Finding the best medication for horses is a difficult business, taking into consideration the likely side-effects and for racehorses, ensuring that the drugs taken would not affect the horse’s performance in the race. However , the challenge definitely does not end there. Getting the drugs into the horse’s mouth (and making it stay in) is a different matter altogether.

Besides having to maneuver the 1,000-pound body to get a pill inside the horse’s throat, you will have to cope with the chance of having that same pill spewed back at you in a less distinguishable (and practically unusable) form. Naturally, the prospects of this going down depend on expertise at handling horses and in experience at giving discount pet meds.

Seasoned’horsekeepers ‘ have come up with all sorts of techniques on administering medicine to their horses. These different techniques are’tested and attempted ‘ but not guaranteed. Giving medicine to a pony is much like coaxing a child (only a much stronger one with a longer mouth). Thus, the approach that works best for one pony would possibly not be effective at all for another or only to a certain degree, like only during the first try.

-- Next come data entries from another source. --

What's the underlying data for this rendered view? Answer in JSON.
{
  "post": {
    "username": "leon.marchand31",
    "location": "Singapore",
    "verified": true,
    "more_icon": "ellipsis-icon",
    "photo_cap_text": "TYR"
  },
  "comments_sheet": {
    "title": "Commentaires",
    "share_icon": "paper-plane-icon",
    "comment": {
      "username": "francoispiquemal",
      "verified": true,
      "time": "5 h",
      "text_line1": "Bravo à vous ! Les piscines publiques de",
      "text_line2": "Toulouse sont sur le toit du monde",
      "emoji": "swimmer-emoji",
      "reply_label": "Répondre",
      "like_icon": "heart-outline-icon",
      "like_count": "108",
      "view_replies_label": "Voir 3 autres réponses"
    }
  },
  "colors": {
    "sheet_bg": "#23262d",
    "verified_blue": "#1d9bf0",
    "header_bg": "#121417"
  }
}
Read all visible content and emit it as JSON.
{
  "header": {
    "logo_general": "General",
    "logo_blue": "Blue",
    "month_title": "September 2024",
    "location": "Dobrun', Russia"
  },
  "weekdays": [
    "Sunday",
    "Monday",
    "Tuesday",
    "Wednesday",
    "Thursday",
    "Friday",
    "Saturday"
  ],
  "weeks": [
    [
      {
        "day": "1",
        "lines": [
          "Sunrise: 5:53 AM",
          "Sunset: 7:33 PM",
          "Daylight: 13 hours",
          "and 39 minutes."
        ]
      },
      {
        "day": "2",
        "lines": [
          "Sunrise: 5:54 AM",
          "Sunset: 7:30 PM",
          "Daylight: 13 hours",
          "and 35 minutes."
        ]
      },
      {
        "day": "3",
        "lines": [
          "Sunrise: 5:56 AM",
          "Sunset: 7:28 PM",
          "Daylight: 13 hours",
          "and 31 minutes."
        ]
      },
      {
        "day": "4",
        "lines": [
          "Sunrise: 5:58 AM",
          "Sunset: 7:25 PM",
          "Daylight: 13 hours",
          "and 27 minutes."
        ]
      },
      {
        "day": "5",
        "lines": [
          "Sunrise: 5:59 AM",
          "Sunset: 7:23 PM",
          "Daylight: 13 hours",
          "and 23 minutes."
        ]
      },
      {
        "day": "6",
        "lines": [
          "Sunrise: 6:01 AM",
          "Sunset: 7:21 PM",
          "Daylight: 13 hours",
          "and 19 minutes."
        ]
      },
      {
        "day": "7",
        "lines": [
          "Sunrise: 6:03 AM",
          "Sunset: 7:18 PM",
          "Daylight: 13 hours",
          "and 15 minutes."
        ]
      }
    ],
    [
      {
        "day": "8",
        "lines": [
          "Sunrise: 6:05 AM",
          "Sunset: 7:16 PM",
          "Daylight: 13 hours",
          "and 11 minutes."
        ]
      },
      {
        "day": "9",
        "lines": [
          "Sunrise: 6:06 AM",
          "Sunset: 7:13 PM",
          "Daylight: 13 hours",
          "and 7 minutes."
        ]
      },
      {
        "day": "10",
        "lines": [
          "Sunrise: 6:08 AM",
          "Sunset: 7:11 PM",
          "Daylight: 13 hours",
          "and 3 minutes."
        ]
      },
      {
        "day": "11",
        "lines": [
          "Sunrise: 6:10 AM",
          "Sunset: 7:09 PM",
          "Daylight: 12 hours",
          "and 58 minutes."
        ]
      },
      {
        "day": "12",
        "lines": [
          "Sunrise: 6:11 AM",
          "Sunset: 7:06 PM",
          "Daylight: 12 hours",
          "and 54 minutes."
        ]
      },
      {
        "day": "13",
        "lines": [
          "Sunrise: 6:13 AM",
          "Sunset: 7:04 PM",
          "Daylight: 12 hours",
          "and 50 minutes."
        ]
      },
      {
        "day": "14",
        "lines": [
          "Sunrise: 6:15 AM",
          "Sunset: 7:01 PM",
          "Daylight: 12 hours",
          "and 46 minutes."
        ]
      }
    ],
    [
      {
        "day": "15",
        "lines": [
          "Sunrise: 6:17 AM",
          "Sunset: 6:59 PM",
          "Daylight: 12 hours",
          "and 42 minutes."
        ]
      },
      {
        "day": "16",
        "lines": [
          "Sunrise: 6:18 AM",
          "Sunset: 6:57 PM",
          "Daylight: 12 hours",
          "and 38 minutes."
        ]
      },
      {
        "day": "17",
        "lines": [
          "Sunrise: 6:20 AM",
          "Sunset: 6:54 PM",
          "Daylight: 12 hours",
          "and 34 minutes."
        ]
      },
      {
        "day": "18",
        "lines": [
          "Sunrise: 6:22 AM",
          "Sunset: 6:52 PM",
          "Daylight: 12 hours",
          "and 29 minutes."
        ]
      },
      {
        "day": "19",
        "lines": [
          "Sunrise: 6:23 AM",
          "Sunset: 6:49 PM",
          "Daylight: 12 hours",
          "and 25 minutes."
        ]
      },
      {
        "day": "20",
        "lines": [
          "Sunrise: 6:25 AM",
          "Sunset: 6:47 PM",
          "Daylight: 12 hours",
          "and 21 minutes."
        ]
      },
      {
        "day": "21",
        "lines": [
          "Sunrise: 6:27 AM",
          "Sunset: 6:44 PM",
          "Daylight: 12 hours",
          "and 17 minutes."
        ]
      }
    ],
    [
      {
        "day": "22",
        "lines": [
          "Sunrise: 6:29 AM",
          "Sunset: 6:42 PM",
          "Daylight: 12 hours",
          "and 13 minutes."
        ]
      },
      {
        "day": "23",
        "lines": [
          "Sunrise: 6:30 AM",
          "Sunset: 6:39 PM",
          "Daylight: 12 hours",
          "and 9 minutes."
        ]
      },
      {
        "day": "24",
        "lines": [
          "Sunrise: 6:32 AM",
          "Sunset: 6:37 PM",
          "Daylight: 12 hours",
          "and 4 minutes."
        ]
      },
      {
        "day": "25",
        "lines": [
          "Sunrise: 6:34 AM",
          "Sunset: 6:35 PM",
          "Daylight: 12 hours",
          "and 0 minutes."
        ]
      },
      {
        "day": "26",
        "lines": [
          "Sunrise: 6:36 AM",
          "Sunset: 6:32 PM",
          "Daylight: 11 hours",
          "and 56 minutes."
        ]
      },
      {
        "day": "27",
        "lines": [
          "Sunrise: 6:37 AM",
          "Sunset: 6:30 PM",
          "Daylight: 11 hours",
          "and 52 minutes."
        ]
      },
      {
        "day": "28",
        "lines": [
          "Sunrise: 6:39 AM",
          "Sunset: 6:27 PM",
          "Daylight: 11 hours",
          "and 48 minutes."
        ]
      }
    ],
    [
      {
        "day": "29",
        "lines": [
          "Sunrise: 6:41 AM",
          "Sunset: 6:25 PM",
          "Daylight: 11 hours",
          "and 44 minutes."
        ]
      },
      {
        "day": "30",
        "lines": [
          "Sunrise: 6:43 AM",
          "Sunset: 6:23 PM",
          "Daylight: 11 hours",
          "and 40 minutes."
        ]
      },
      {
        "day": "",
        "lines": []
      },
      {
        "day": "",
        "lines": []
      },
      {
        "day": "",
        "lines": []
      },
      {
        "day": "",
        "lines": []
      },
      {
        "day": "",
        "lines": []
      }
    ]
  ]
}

One of the best (but most liable to fail) approach would be to mix the medication with the horse’s common food. If this works for your horse, then you are pretty lucky. But if mixing the tablets with grain, applesauce or molasses does not do the job, one might revert back to the ancient syringe. Truly paying homage to coping with an uncontrolled preschooler, pumping the fluid medicine into the horse’s mouth and holding it shut until the medicine is swallowed is not a cosy task. It needs strength and patience as the pony will not make it simple.

An alternative to the syringe is something more friendly looking a plastic mustard dispenser. It won't guarantee that all of the liquid medicine would stay within that equine mouth it would get it all in, after all a condiment bottle is more interesting rather than threatening.

Some pony owners also testify that pills melted in strawberry Kool-Aid juice or vanilla yogurt make irresistible concoctions. It appears that just like us, these medicine-repellent creatures have certain indulgences. After we discover what makes them forget their repulsion to medication, it's an easy ride from there.

It is not only the horse’s health that should be considered when giving it medication. One should be careful in handling drugs that may have harmful effects when ingested by humans. Another methodology in pony medicine is to crush the pill into powder and placing it without delay on the horse’s tongue. Airborne particles that might be inhaled while preparing the powder could be damaging. But (phenylbutazone, identical to aspirin), particularly, causes aplastic anemia in humans.

In the final analysis horse medication also involves coaching and discipline. Irrespective of how recalcitrant the horse is, it can ultimately be instructed to receive medicine with very little fuss. Making the drugs look and taste good requires more effort and time but is fulfilling too!

Jack Phillipi is an animal trainer who lives in Southern California. He is extremely informed about finding deals on heartworm symptoms and pet medications.